Saturday, 20 November 2010

Elizabeth Gaskell, Wife, Mother and Writer

It is no wonder that so many women have taken up writing over the centuries. It is the perfect form of work for them, you can write anywhere, at home surrounded by your hopefully increasingly dusty house, in cafes and even watching television with your children. You don't even have to write as such, you can just sit there and think about your work everywhere you go.
Heathwaite, where Elizabeth came to live with her aunt when she was a year old

I was in Knutsford at the weekend. One of the gems of Chesire and immortalised by television as being the original model for Cranford though of course the filming was elsewhere. Parts of  Knutsford have changed since Mrs Gaskell wrote about it but the two main streets, King Street and above it Princess Street remain much the same, I think and many of the buildings which she knew are still intact.
She was born Elizabeth Cleghorn Stevenson in 1810 in Chelsea but her mother died shortly afterwards and she went to live with her aunt, Hannah Lumb in Heathwaite, the lovely house which overlooks the heath. It may seem cruel to us now that her father sent her off to live in Chesire when she was a year old. He married again and had other children and it could be several years before Elizabeth saw him.
Dr Holland's house

She went to school in Warwickshire but it was in Chesire that she met William Gaskell who was junior minister of Cross Street Chapel in Manchester. They were married at the parish church in Knutsford and after their marriage they lived in Manchester but Elizabeth was often at Knutsford, she was very fond of her aunt and referred to her as 'my more than mother'.

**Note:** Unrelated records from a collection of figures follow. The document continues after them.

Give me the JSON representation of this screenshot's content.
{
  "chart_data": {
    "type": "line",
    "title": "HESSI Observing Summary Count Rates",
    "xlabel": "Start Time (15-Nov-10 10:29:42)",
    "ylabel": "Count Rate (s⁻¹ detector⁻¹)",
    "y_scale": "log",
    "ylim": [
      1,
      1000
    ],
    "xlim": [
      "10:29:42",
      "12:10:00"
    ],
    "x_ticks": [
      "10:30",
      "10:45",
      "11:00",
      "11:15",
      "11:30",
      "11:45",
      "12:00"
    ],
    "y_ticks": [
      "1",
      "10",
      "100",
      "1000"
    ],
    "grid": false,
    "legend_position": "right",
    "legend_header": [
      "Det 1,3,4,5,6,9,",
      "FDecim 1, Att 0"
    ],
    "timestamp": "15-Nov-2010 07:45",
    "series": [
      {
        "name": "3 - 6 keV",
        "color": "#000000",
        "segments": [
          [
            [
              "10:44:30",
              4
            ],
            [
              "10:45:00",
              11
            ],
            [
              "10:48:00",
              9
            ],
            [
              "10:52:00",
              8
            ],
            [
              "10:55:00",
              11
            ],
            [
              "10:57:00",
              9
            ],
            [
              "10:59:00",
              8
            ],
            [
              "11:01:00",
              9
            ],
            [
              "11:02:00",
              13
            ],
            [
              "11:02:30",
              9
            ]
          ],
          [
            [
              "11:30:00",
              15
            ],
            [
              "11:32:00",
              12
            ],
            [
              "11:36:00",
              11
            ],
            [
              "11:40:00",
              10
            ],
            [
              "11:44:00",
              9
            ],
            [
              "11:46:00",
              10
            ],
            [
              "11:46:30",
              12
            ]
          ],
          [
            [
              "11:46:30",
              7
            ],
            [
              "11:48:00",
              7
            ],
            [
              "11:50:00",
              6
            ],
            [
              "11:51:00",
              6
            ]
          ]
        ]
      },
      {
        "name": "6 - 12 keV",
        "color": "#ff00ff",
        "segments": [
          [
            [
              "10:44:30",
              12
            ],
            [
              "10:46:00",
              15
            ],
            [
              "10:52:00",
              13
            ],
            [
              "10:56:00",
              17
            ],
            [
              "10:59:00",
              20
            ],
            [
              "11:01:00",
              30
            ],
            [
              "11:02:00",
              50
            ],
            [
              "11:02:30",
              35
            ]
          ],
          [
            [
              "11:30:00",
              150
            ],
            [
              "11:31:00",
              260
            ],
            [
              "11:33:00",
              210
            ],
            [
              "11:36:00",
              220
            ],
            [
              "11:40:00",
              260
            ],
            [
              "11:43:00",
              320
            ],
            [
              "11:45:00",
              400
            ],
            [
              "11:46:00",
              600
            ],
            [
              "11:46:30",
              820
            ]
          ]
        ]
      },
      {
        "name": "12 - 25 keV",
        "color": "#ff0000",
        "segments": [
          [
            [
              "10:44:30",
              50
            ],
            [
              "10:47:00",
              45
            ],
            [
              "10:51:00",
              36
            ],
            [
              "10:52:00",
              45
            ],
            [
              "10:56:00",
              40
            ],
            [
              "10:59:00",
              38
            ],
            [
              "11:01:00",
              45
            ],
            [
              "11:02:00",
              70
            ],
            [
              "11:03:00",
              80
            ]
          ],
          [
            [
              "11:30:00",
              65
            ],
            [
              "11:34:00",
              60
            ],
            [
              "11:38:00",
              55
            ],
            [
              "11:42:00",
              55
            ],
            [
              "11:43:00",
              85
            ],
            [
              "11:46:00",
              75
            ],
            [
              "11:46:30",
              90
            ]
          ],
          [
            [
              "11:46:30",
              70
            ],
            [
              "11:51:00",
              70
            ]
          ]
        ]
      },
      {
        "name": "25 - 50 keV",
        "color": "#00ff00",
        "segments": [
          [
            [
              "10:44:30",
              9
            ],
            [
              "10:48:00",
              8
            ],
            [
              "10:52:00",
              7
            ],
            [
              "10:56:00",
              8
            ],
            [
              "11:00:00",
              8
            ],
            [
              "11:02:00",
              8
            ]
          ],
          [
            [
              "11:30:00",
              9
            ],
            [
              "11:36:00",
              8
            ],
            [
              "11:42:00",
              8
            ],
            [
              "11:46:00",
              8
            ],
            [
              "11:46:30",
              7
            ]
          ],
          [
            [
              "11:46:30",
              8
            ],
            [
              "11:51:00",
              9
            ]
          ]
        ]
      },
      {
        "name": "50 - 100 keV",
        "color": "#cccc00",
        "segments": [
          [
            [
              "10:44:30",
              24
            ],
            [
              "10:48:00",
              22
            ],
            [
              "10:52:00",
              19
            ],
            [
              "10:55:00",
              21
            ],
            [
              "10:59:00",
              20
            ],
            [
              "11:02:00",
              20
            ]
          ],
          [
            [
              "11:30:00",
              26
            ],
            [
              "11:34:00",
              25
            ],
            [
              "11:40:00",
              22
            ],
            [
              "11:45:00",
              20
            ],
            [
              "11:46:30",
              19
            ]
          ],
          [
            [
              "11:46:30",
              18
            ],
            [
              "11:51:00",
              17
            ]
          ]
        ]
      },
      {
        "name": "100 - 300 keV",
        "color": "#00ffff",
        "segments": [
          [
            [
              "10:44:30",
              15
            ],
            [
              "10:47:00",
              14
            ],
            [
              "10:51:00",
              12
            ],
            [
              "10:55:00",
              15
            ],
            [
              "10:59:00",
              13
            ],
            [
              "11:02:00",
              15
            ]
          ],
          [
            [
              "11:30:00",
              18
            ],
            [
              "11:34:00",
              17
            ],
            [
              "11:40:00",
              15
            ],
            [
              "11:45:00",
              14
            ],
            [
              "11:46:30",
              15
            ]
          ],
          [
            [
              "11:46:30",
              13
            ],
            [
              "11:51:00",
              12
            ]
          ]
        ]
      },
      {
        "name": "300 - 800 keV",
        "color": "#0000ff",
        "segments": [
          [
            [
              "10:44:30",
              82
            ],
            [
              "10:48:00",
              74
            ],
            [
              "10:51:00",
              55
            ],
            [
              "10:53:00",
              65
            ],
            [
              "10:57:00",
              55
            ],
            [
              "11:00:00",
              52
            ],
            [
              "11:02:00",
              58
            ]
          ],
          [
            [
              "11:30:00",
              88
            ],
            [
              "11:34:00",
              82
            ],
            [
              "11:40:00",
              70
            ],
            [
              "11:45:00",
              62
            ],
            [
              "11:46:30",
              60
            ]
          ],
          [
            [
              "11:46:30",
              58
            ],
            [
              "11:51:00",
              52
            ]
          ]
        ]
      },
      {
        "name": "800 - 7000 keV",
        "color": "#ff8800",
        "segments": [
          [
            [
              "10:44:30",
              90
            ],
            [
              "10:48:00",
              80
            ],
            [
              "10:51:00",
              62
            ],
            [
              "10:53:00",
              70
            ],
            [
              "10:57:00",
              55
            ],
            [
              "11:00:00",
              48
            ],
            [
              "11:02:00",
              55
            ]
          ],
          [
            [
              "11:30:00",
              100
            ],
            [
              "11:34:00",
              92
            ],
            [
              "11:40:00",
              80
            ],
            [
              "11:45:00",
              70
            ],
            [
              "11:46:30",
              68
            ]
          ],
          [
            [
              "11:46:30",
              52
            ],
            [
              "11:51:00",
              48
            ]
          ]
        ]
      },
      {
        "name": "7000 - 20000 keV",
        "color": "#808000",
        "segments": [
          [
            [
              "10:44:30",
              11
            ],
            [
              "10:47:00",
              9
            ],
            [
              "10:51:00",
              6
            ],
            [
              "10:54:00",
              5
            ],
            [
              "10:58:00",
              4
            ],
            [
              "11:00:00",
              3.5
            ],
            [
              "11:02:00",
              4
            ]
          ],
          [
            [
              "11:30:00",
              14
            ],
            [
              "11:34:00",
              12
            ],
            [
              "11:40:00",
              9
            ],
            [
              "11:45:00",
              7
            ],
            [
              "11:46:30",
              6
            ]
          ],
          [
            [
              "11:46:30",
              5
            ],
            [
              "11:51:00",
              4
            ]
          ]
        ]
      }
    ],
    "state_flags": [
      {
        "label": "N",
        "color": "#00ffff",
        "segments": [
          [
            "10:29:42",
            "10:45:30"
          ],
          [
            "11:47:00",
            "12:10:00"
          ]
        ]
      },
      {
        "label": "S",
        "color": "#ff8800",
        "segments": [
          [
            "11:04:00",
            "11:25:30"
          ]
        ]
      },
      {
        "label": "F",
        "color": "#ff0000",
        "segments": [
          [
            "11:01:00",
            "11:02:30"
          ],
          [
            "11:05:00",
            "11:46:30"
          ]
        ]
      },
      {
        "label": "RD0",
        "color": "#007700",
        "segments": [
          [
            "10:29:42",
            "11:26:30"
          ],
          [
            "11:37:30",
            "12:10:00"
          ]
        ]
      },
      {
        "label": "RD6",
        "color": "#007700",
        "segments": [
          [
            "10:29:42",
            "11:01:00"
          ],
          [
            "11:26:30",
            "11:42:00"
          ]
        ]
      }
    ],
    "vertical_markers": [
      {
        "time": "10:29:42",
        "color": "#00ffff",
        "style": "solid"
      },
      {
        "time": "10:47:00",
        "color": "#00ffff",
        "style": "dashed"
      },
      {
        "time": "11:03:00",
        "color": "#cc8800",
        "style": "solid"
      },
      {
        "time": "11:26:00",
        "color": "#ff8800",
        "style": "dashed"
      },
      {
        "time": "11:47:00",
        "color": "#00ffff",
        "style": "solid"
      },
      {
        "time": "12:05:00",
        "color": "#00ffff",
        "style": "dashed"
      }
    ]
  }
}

Elizabeth was a Unitarian and she and her husband taught in Manchester. Her family did great charity work during the cotton famine caused by the American Civil War. Unitarianism, the religion of Elizabeth's family, was way ahead of its time, teaching tolerance towards all people no matter what their religion.  Her husband, who had his own literary career, taught the poor and held welfare committees, and many of their friends were social reformers and religious dissenters.
They had several children but Elizabeth only started to write, encouraged by her husband, after the death of her baby son.
She wrote Mary Barton which was about the poor and disadvantaged in Manchester. It was regarded as subversive by many because people assumed that the hardships the poor endured were their own fault due to their thriftlessness and vice, a view which some people still believe today. ( Ecclesiastes: There is nothing new under the sun. )
Worse was to follow.  Elizabeth wrote Ruth, a novel about an unmarried mother. I think what I like most about Gaskell's work is that she takes on subjects which other people were afraid to write of. It was said that even some of William's congregation burned the book. She was indeed a very brave woman.
The building on Princess Street supposed to have been used as Miss Matty's house in the stories.


Brook Street chapel in Knutsford where Elizabeth, her husband, William and two of their daughters are buried.

Typical Knutsford, beautiful old houses

Her best known work of course is Cranford but I prefer North and South where Margaret Hale comes north with her family and discovers what the world is like which centres around a cotton mill.
 Women are so important in her novels. Interestingly too she was fond of using dialect. If you can make dialect comprehensible to people from other places I think it can stamp your stories as products of where they came from but enable everyone to enjoy them.
Mrs Gaskell is also known for the biography which she wrote of Charlotte Bronte. Apparently she visited the house in Manchester three times and once hid behind the living room curtains because she was shy with visitors.  Mrs Gaskell wrote ghost stories. Charles Dickens helped her with these and published her work in his magazine, Household Words.
I was pleased too to note that Elizabeth Gaskell spent time in Newcastle upon Tyne with Rev. William Turner's family and in Edinburgh. Born in London she may have been but I like to claim her as a real northern writer and true northern woman.